The research focused on 300 occupations which were independently rated for their social status. Other research has shown that the jobs that are higher status also tend to be more interesting and give the employee more autonomy.
“The current findings indicating an advantage to women in terms of the attractiveness of occupations make clear that this is a fairly general situation,” Dr Blackburn says in his paper ‘Gender Inequality at Work in Industrial Countries’.
“There was not always this advantage to women; it is part of a significant change in industrialised societies in the last 50 years.
“The change results from changes in the occupational structure. Formerly women were more likely than men to be in manual occupations, but as manual work has declined, it is predominantly women who have moved into non-manual jobs, so that now it is men who are more likely than women to be manual workers.

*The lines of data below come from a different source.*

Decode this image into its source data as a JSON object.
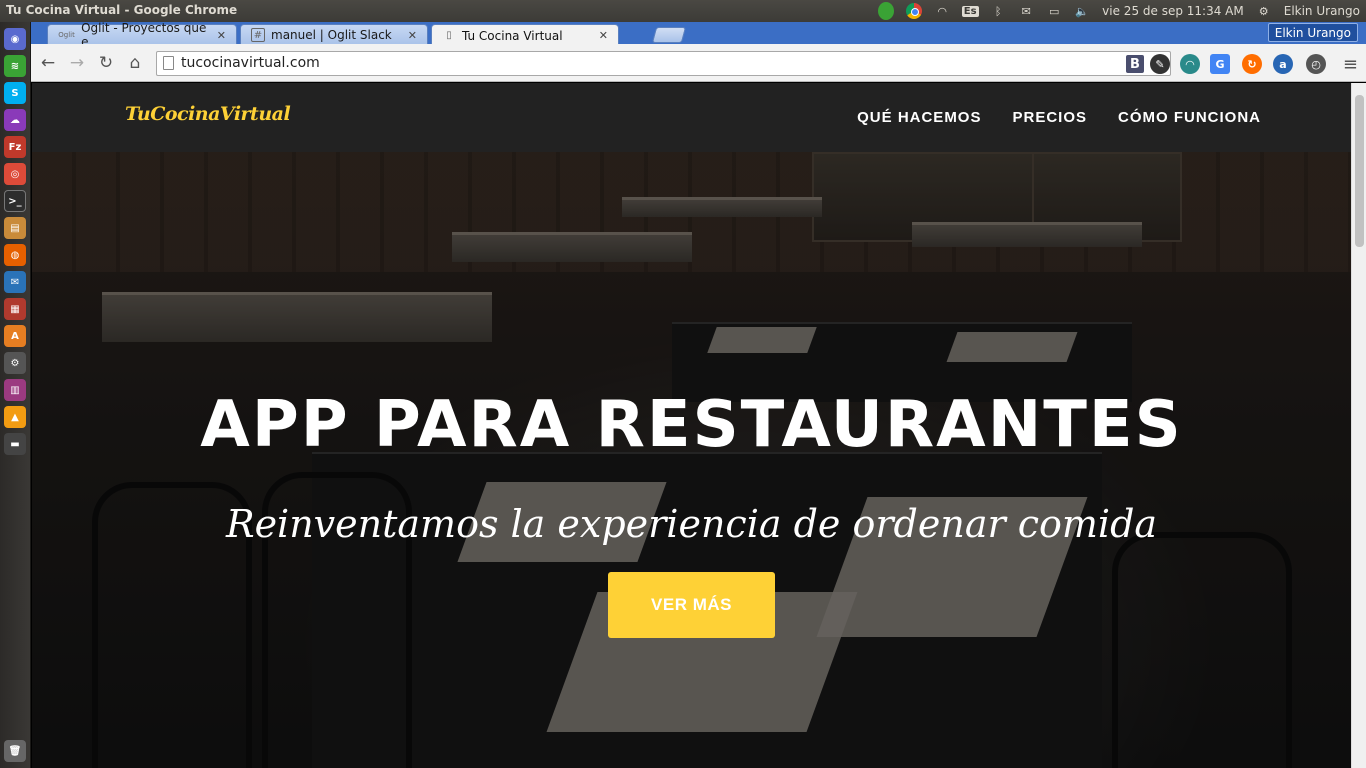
{
  "os": {
    "window_title": "Tu Cocina Virtual - Google Chrome",
    "keyboard_layout": "Es",
    "clock": "vie 25 de sep 11:34 AM",
    "user": "Elkin Urango"
  },
  "browser": {
    "tabs": [
      {
        "label": "Oglit - Proyectos que e",
        "favicon": "Oglit"
      },
      {
        "label": "manuel | Oglit Slack",
        "favicon": "#"
      },
      {
        "label": "Tu Cocina Virtual",
        "favicon": "page"
      }
    ],
    "profile_name": "Elkin Urango",
    "url": "tucocinavirtual.com",
    "extension_b": "B"
  },
  "site": {
    "brand": "TuCocinaVirtual",
    "nav": [
      "QUÉ HACEMOS",
      "PRECIOS",
      "CÓMO FUNCIONA"
    ],
    "hero_title": "APP PARA RESTAURANTES",
    "hero_subtitle": "Reinventamos la experiencia de ordenar comida",
    "cta": "VER MÁS"
  },
  "colors": {
    "accent": "#fed136",
    "nav_bg": "#222222",
    "chrome_frame": "#3b6ec5"
  }
}
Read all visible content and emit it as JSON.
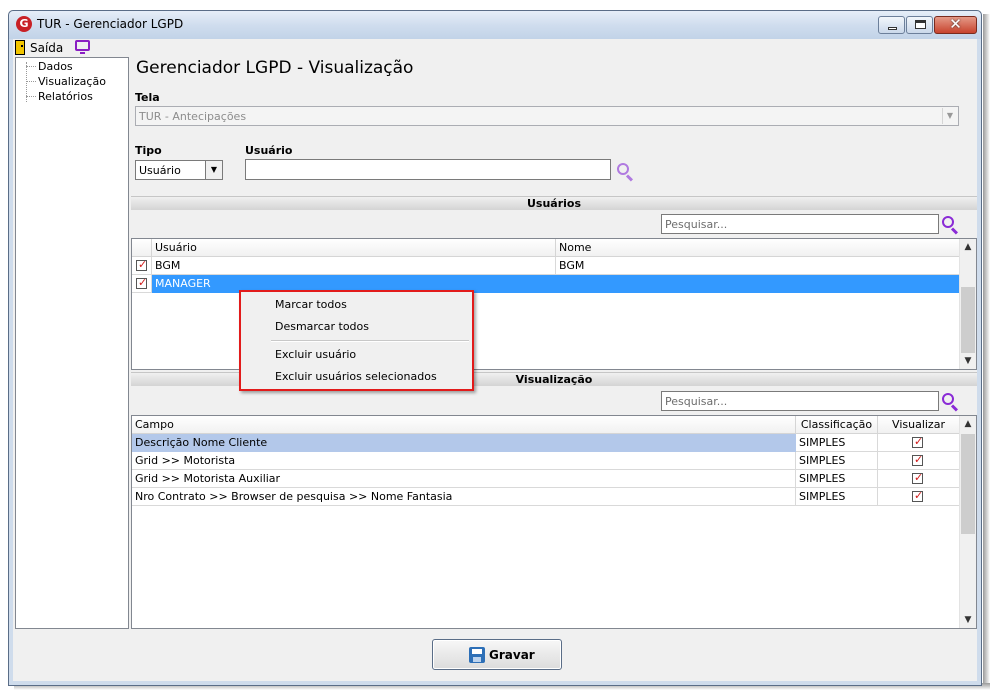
{
  "window": {
    "title": "TUR - Gerenciador LGPD",
    "logo": "G"
  },
  "toolbar": {
    "exit_label": "Saída"
  },
  "sidebar": {
    "items": [
      {
        "label": "Dados"
      },
      {
        "label": "Visualização"
      },
      {
        "label": "Relatórios"
      }
    ]
  },
  "page": {
    "title": "Gerenciador LGPD - Visualização"
  },
  "tela": {
    "label": "Tela",
    "value": "TUR - Antecipações"
  },
  "tipo": {
    "label": "Tipo",
    "value": "Usuário"
  },
  "usuario": {
    "label": "Usuário",
    "value": ""
  },
  "usuarios_section": {
    "title": "Usuários",
    "search_placeholder": "Pesquisar...",
    "columns": {
      "usuario": "Usuário",
      "nome": "Nome"
    },
    "rows": [
      {
        "usuario": "BGM",
        "nome": "BGM",
        "checked": true
      },
      {
        "usuario": "MANAGER",
        "nome": "",
        "checked": true,
        "selected": true
      }
    ]
  },
  "context_menu": {
    "items": [
      "Marcar todos",
      "Desmarcar todos",
      "Excluir usuário",
      "Excluir usuários selecionados"
    ]
  },
  "visualizacao_section": {
    "title": "Visualização",
    "search_placeholder": "Pesquisar...",
    "columns": {
      "campo": "Campo",
      "classificacao": "Classificação",
      "visualizar": "Visualizar"
    },
    "rows": [
      {
        "campo": "Descrição Nome Cliente",
        "classificacao": "SIMPLES",
        "visualizar": true
      },
      {
        "campo": "Grid >> Motorista",
        "classificacao": "SIMPLES",
        "visualizar": true
      },
      {
        "campo": "Grid >> Motorista Auxiliar",
        "classificacao": "SIMPLES",
        "visualizar": true
      },
      {
        "campo": "Nro Contrato >> Browser de pesquisa >> Nome Fantasia",
        "classificacao": "SIMPLES",
        "visualizar": true
      }
    ]
  },
  "footer": {
    "save_label": "Gravar"
  },
  "colors": {
    "accent": "#3399ff",
    "check": "#d11a1a",
    "search_icon": "#8a2bd6",
    "menu_border": "#e21b1b"
  }
}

“Initially, in the change from manual to non-manual work, women tended to be employed in low-level non-manual occupations, especially clerical work. More recently, they have contributed to the expansion of professional employment.”
He added: “The findings are very important, but not widely recognised until now. A quiet revolution in the workplace means that the widespread idea that women do the low status jobs is now wrong – in fact they are more likely to be found working in the sorts of occupations that both men and women think are higher up the social scale.”
He said his research did not find that women were paid better than men – largely because occupations defined as higher status were not necessarily better paid. For instance heavy, dirty or dangerous manual work, done predominantly by men, was better paid than some higher status non-manual jobs of women, he said.
Also it was partly because within each occupation men tended to be better paid than women, usually because they were more senior.
The effect Dr Blackburn found was less pronounced for the UK than in the other nine countries, but was still statistically significant.